Consider somebody who started saving in 1999. He’s been maxing out the IRA and 401(k), year-in and year-out. Meanwhile, his neighbor bought a house he couldn’t afford with no money down. That loan was backed by the government through Fannie Mae.
In recent months, our hypothetical saver has been wiped out. All his market gains from a decade of thrift are gone. The major indexes are below where they were when he started making money on the dot.com boom of the ’90s.
The irresponsible neighbor can now expect help. As Treasury Secretary Timothy Geithner wrote this week in The Wall Street Journal, “We launched a broad program to stabilize the housing market by encouraging lower mortgage rates and making it easier for millions to refinance and avoid foreclosure.”
But the frugal investor won’t get a bailout. He has no choice but to sit, watch, wait and hope. There’s no way Washington’s going to make him whole; he’s got to trust Wall Street.
Meanwhile, inflation is certainly coming. With all the money the government is borrowing and spending, and all the money the Federal Reserve and other central banks are pumping out, inflation -- which, like “recession,” became a forgotten word in most people’s professional lifetimes -- is coming back. There’s too much cash sloshing around for us to avoid inflation forever.
This, too, would benefit the irresponsible neighbor. Over the years inflation would reduce the actual amount the neighbor needs to pay, since he’d be paying back dollars that are worth less than the ones he borrowed. It’s a win-win for foolishness. Meanwhile, inflation will further reduce the saver’s nest egg.

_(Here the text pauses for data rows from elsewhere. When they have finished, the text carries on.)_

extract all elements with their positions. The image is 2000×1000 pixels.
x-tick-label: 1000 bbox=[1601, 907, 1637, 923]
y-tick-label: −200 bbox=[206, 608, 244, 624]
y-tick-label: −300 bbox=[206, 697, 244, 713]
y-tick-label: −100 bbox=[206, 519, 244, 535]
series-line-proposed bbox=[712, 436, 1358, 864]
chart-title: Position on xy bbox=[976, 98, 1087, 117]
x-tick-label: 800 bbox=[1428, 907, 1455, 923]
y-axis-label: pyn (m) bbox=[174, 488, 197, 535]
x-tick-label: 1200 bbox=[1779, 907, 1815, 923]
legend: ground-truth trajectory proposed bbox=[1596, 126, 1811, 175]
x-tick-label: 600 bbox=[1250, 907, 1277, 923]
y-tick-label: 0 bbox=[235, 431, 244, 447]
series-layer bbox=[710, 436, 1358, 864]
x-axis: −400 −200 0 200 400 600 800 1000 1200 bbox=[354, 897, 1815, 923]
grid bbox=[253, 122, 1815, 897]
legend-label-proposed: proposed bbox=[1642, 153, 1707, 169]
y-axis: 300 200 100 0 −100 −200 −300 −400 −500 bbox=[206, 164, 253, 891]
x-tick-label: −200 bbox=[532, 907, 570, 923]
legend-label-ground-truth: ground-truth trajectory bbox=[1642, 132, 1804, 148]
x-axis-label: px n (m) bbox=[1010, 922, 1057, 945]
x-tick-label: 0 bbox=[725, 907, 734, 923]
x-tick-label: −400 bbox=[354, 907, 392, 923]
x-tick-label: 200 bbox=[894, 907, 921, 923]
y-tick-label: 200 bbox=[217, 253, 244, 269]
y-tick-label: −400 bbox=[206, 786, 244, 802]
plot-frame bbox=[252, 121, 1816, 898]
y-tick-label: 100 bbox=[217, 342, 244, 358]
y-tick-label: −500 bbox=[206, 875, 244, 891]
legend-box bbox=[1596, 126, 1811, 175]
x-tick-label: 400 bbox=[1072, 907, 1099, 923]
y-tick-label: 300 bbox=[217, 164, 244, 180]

During her Meet the Press appearance, Romer added, “over the long haul I’m hoping we’ll come back to probably a higher savings rate, because we know we were at kind of a historic low before this all happened.”
A lovely hope, but there’s no reason to expect it to come to pass. Saving seems like a fool’s game these days. As he presses his big spending plans, the president should be aware that a country that rewards bad behavior will only get more of it. Drink up!